Fair enough. If Levin wants to know what has happened in the interim, he can start with the fresh, documentary evidence adduced in award-winning investigative reporter Robert Parry’s recent article, “The Secret Worl of Robert Gates.”  Parry’s article contains unique and highly damaging information on Gates’s role in the original “October Surprise”—the successful Republican effort to prevent the release of the 52 American hostages imprisoned for 14 months in the US embassy in Tehran until Ronald Reagan had won the election in 1980—and on Gates’s involvement in the illegal sale of weapons, including cluster bombs to Iraq in the early eighties.

Another excellent source of updated information on Gates’ involvement in the secret arming of Saddam Hussein (yes, the same Saddam) and the Iran-Contra scandal is the transcript of an interview of Robert Parry and former CIA analyst Mel Goodman on Democracy Now, Nov. 9.

Gates knew about many of Oliver North’s illegal activities, but under oath, he just couldn’t remember. And Gates has been able to escape close scrutiny of his own involvement in extralegal and illegal activities largely because there are far too few journalists with the enterprise and courage of Robert Parry.

While all the above-mentioned escapades are significantly damaging, the corruption of intelligence should be placed front and center, given the huge role this played in 2002 in deceiving Congress in to voting for an unnecessary war.

Whether or not Levin is fully aware of it, Gates is the archetypal intelligence fixer, employing all the tricks of that dishonorable trade—including memory loss, when caught.
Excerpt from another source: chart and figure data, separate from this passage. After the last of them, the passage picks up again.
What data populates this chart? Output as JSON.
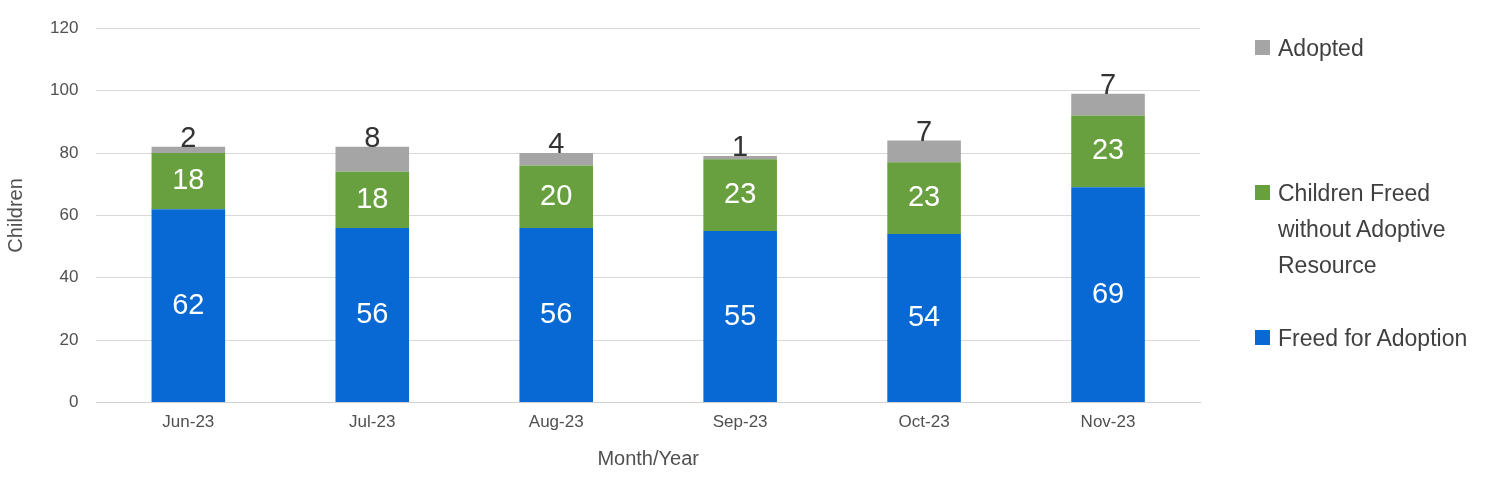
{
  "chart_data": {
    "type": "bar",
    "stacked": true,
    "xlabel": "Month/Year",
    "ylabel": "Children",
    "categories": [
      "Jun-23",
      "Jul-23",
      "Aug-23",
      "Sep-23",
      "Oct-23",
      "Nov-23"
    ],
    "series": [
      {
        "name": "Freed for Adoption",
        "color": "#0868d4",
        "values": [
          62,
          56,
          56,
          55,
          54,
          69
        ]
      },
      {
        "name": "Children Freed without Adoptive Resource",
        "color": "#68a040",
        "values": [
          18,
          18,
          20,
          23,
          23,
          23
        ]
      },
      {
        "name": "Adopted",
        "color": "#a5a5a5",
        "values": [
          2,
          8,
          4,
          1,
          7,
          7
        ]
      }
    ],
    "ylim": [
      0,
      120
    ],
    "yticks": [
      0,
      20,
      40,
      60,
      80,
      100,
      120
    ],
    "grid": "y",
    "legend": "right",
    "data_labels": true
  }
}
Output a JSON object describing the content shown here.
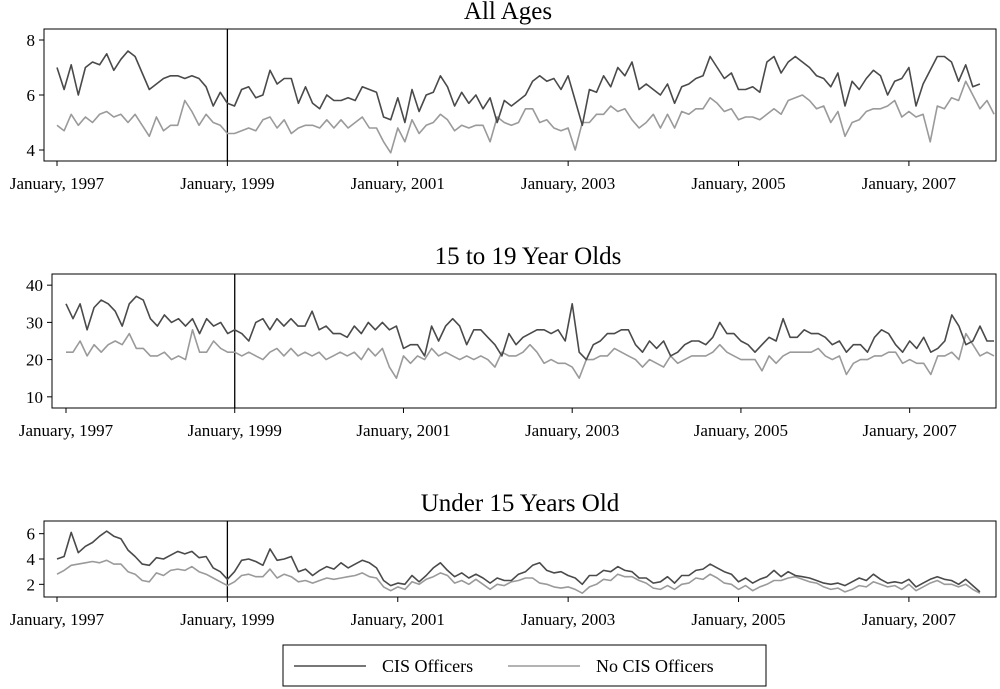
{
  "chart_data": [
    {
      "type": "line",
      "title": "All Ages",
      "xlabel": "",
      "ylabel": "",
      "xlim": [
        "1997-01",
        "2007-12"
      ],
      "ylim": [
        3.6,
        8.4
      ],
      "yticks": [
        4,
        6,
        8
      ],
      "xticks": [
        "January, 1997",
        "January, 1999",
        "January, 2001",
        "January, 2003",
        "January, 2005",
        "January, 2007"
      ],
      "reference_line_x": "1999-01",
      "grid": false,
      "legend": "bottom",
      "series": [
        {
          "name": "CIS Officers",
          "color": "#4a4a4a",
          "values": [
            7.0,
            6.2,
            7.1,
            6.0,
            7.0,
            7.2,
            7.1,
            7.5,
            6.9,
            7.3,
            7.6,
            7.4,
            6.8,
            6.2,
            6.4,
            6.6,
            6.7,
            6.7,
            6.6,
            6.7,
            6.6,
            6.3,
            5.6,
            6.1,
            5.7,
            5.6,
            6.2,
            6.3,
            5.9,
            6.0,
            6.9,
            6.4,
            6.6,
            6.6,
            5.7,
            6.3,
            5.7,
            5.5,
            6.0,
            5.8,
            5.8,
            5.9,
            5.8,
            6.3,
            6.2,
            6.1,
            5.2,
            5.1,
            5.9,
            5.0,
            6.2,
            5.4,
            6.0,
            6.1,
            6.7,
            6.3,
            5.6,
            6.1,
            5.7,
            6.0,
            5.5,
            5.9,
            5.0,
            5.8,
            5.6,
            5.8,
            6.0,
            6.5,
            6.7,
            6.5,
            6.6,
            6.2,
            6.7,
            5.8,
            4.9,
            6.2,
            6.1,
            6.7,
            6.3,
            7.0,
            6.7,
            7.2,
            6.2,
            6.4,
            6.2,
            6.0,
            6.4,
            5.7,
            6.3,
            6.4,
            6.6,
            6.7,
            7.4,
            7.0,
            6.6,
            6.8,
            6.2,
            6.2,
            6.3,
            6.1,
            7.2,
            7.4,
            6.8,
            7.2,
            7.4,
            7.2,
            7.0,
            6.7,
            6.6,
            6.3,
            6.8,
            5.6,
            6.5,
            6.2,
            6.6,
            6.9,
            6.7,
            6.0,
            6.5,
            6.6,
            7.0,
            5.6,
            6.4,
            6.9,
            7.4,
            7.4,
            7.2,
            6.5,
            7.1,
            6.3,
            6.4
          ]
        },
        {
          "name": "No CIS Officers",
          "color": "#9a9a9a",
          "values": [
            4.9,
            4.7,
            5.3,
            4.9,
            5.2,
            5.0,
            5.3,
            5.4,
            5.2,
            5.3,
            5.0,
            5.3,
            4.9,
            4.5,
            5.2,
            4.7,
            4.9,
            4.9,
            5.8,
            5.4,
            4.9,
            5.3,
            5.0,
            4.9,
            4.6,
            4.6,
            4.7,
            4.8,
            4.7,
            5.1,
            5.2,
            4.8,
            5.1,
            4.6,
            4.8,
            4.9,
            4.9,
            4.8,
            5.1,
            4.8,
            5.1,
            4.8,
            5.0,
            5.2,
            4.8,
            4.8,
            4.3,
            3.9,
            4.8,
            4.3,
            5.1,
            4.6,
            4.9,
            5.0,
            5.3,
            5.1,
            4.7,
            4.9,
            4.8,
            4.9,
            4.9,
            4.3,
            5.2,
            5.0,
            4.9,
            5.0,
            5.5,
            5.5,
            5.0,
            5.1,
            4.8,
            4.7,
            4.8,
            4.0,
            5.0,
            5.0,
            5.3,
            5.3,
            5.6,
            5.4,
            5.5,
            5.1,
            4.8,
            5.0,
            5.3,
            4.8,
            5.3,
            4.8,
            5.4,
            5.3,
            5.5,
            5.5,
            5.9,
            5.7,
            5.4,
            5.5,
            5.1,
            5.2,
            5.2,
            5.1,
            5.3,
            5.5,
            5.3,
            5.8,
            5.9,
            6.0,
            5.8,
            5.5,
            5.6,
            5.0,
            5.4,
            4.5,
            5.0,
            5.1,
            5.4,
            5.5,
            5.5,
            5.6,
            5.8,
            5.2,
            5.4,
            5.2,
            5.3,
            4.3,
            5.6,
            5.5,
            5.9,
            5.8,
            6.5,
            6.0,
            5.5,
            5.8,
            5.3
          ]
        }
      ]
    },
    {
      "type": "line",
      "title": "15 to 19 Year Olds",
      "xlabel": "",
      "ylabel": "",
      "xlim": [
        "1997-01",
        "2007-12"
      ],
      "ylim": [
        7,
        43
      ],
      "yticks": [
        10,
        20,
        30,
        40
      ],
      "xticks": [
        "January, 1997",
        "January, 1999",
        "January, 2001",
        "January, 2003",
        "January, 2005",
        "January, 2007"
      ],
      "reference_line_x": "1999-01",
      "grid": false,
      "legend": "bottom",
      "series": [
        {
          "name": "CIS Officers",
          "color": "#4a4a4a",
          "values": [
            35,
            31,
            35,
            28,
            34,
            36,
            35,
            33,
            29,
            35,
            37,
            36,
            31,
            29,
            32,
            30,
            31,
            29,
            31,
            27,
            31,
            29,
            30,
            27,
            28,
            27,
            25,
            30,
            31,
            28,
            31,
            29,
            31,
            29,
            29,
            33,
            28,
            29,
            27,
            27,
            26,
            29,
            27,
            30,
            28,
            30,
            28,
            29,
            23,
            24,
            24,
            21,
            29,
            25,
            29,
            31,
            29,
            24,
            28,
            28,
            26,
            24,
            21,
            27,
            24,
            26,
            27,
            28,
            28,
            27,
            28,
            25,
            35,
            22,
            20,
            24,
            25,
            27,
            27,
            28,
            28,
            24,
            22,
            25,
            23,
            25,
            21,
            22,
            24,
            25,
            25,
            24,
            26,
            30,
            27,
            27,
            25,
            24,
            22,
            24,
            26,
            25,
            31,
            26,
            26,
            28,
            27,
            27,
            26,
            24,
            25,
            22,
            24,
            24,
            22,
            26,
            28,
            27,
            24,
            22,
            25,
            23,
            26,
            22,
            23,
            25,
            32,
            29,
            24,
            25,
            29,
            25,
            25
          ]
        },
        {
          "name": "No CIS Officers",
          "color": "#9a9a9a",
          "values": [
            22,
            22,
            25,
            21,
            24,
            22,
            24,
            25,
            24,
            27,
            23,
            23,
            21,
            21,
            22,
            20,
            21,
            20,
            28,
            22,
            22,
            25,
            23,
            22,
            22,
            21,
            22,
            21,
            20,
            22,
            23,
            21,
            23,
            21,
            22,
            21,
            22,
            20,
            21,
            22,
            21,
            22,
            20,
            23,
            21,
            23,
            18,
            15,
            21,
            19,
            21,
            20,
            23,
            21,
            22,
            21,
            20,
            21,
            20,
            21,
            20,
            18,
            22,
            21,
            21,
            22,
            24,
            22,
            19,
            20,
            19,
            19,
            18,
            15,
            20,
            20,
            21,
            21,
            23,
            22,
            21,
            20,
            18,
            20,
            19,
            18,
            21,
            19,
            20,
            21,
            21,
            21,
            22,
            24,
            22,
            21,
            20,
            20,
            20,
            17,
            21,
            19,
            21,
            22,
            22,
            22,
            22,
            23,
            21,
            20,
            21,
            16,
            19,
            20,
            20,
            21,
            21,
            22,
            22,
            19,
            20,
            19,
            19,
            16,
            21,
            21,
            22,
            20,
            27,
            24,
            21,
            22,
            21
          ]
        }
      ]
    },
    {
      "type": "line",
      "title": "Under 15 Years Old",
      "xlabel": "",
      "ylabel": "",
      "xlim": [
        "1997-01",
        "2007-12"
      ],
      "ylim": [
        1.0,
        7.0
      ],
      "yticks": [
        2,
        4,
        6
      ],
      "xticks": [
        "January, 1997",
        "January, 1999",
        "January, 2001",
        "January, 2003",
        "January, 2005",
        "January, 2007"
      ],
      "reference_line_x": "1999-01",
      "grid": false,
      "legend": "bottom",
      "series": [
        {
          "name": "CIS Officers",
          "color": "#4a4a4a",
          "values": [
            4.0,
            4.2,
            6.1,
            4.5,
            5.0,
            5.3,
            5.8,
            6.2,
            5.8,
            5.6,
            4.7,
            4.2,
            3.6,
            3.5,
            4.1,
            4.0,
            4.3,
            4.6,
            4.4,
            4.6,
            4.1,
            4.2,
            3.3,
            3.0,
            2.4,
            3.0,
            3.9,
            4.0,
            3.8,
            3.5,
            4.8,
            3.9,
            4.0,
            4.2,
            3.0,
            3.2,
            2.7,
            3.1,
            3.4,
            3.2,
            3.7,
            3.3,
            3.6,
            3.9,
            3.7,
            3.3,
            2.3,
            1.9,
            2.1,
            2.0,
            2.7,
            2.2,
            2.7,
            3.3,
            3.7,
            3.1,
            2.6,
            2.9,
            2.5,
            2.8,
            2.5,
            2.1,
            2.5,
            2.3,
            2.3,
            2.8,
            3.0,
            3.5,
            3.7,
            3.1,
            2.9,
            3.0,
            2.7,
            2.5,
            2.0,
            2.7,
            2.7,
            3.1,
            3.0,
            3.4,
            3.1,
            3.0,
            2.5,
            2.5,
            2.1,
            2.2,
            2.6,
            2.1,
            2.7,
            2.7,
            3.1,
            3.2,
            3.6,
            3.3,
            3.0,
            2.8,
            2.2,
            2.5,
            2.1,
            2.4,
            2.6,
            3.1,
            2.6,
            3.0,
            2.7,
            2.6,
            2.5,
            2.3,
            2.1,
            2.0,
            2.1,
            1.9,
            2.2,
            2.5,
            2.3,
            2.8,
            2.4,
            2.1,
            2.2,
            2.1,
            2.4,
            1.8,
            2.1,
            2.4,
            2.6,
            2.4,
            2.3,
            2.0,
            2.4,
            1.9,
            1.4
          ]
        },
        {
          "name": "No CIS Officers",
          "color": "#9a9a9a",
          "values": [
            2.8,
            3.1,
            3.5,
            3.6,
            3.7,
            3.8,
            3.7,
            3.9,
            3.6,
            3.6,
            3.0,
            2.8,
            2.3,
            2.2,
            2.9,
            2.7,
            3.1,
            3.2,
            3.1,
            3.4,
            3.0,
            2.8,
            2.5,
            2.2,
            1.9,
            2.2,
            2.7,
            2.8,
            2.6,
            2.6,
            3.2,
            2.5,
            2.8,
            2.6,
            2.2,
            2.3,
            2.1,
            2.3,
            2.5,
            2.4,
            2.5,
            2.6,
            2.7,
            2.9,
            2.6,
            2.5,
            1.8,
            1.5,
            1.8,
            1.6,
            2.2,
            2.0,
            2.4,
            2.6,
            2.9,
            2.7,
            2.1,
            2.3,
            2.0,
            2.4,
            2.0,
            1.6,
            2.0,
            1.9,
            2.2,
            2.3,
            2.5,
            2.5,
            2.1,
            2.0,
            1.8,
            1.7,
            1.8,
            1.6,
            1.3,
            1.8,
            2.0,
            2.4,
            2.3,
            2.8,
            2.6,
            2.6,
            2.3,
            2.1,
            1.7,
            1.6,
            1.9,
            1.6,
            2.0,
            2.1,
            2.5,
            2.4,
            2.8,
            2.5,
            2.1,
            2.0,
            1.6,
            1.9,
            1.5,
            1.8,
            2.0,
            2.3,
            2.3,
            2.5,
            2.6,
            2.4,
            2.2,
            2.1,
            1.8,
            1.6,
            1.7,
            1.4,
            1.6,
            1.9,
            1.8,
            2.2,
            2.0,
            1.8,
            1.9,
            1.6,
            2.0,
            1.5,
            1.8,
            2.1,
            2.3,
            2.0,
            2.0,
            1.8,
            2.0,
            1.6,
            1.3
          ]
        }
      ]
    }
  ]
}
I find myself wondering if Levin still has it in him to stand up and say, “Never Again.” Even before he formally becomes chair of Armed Services, Levin has the power to require a serious vetting of Gates’ past behavior and to make “Never Again” stick.

At a hearing on his first (abortive) nomination to be CIA director in 1987, Gates denied that he had tailored intelligence to please his superiors, adding, “Sycophants can only rise to a certain level.” Whether that was an unintentionally prophetic observation or not now depends largely on Carl Levin and his newly empowered, but apparently not yet emboldened, fellow Democrats.

Full disclosure: I am in Defense Secretary Rumsfeld’s debt for TV notoriety on May 4, when my impromptu questioning of him elicited denials easily shown to be false. I have known Robert Gates for 36 years, starting when Gates was a journeyman analyst in CIA’s Soviet Foreign Policy branch which I headed.


Ray McGovern works with Tell the Word, the publishing arm of the ecumenical Church of the Saviour in Washington, DC. He was a CIA analyst from 1963 to 1990, and in 2003 co-founded Veteran Intelligence Professionals for Sanity (VIPS).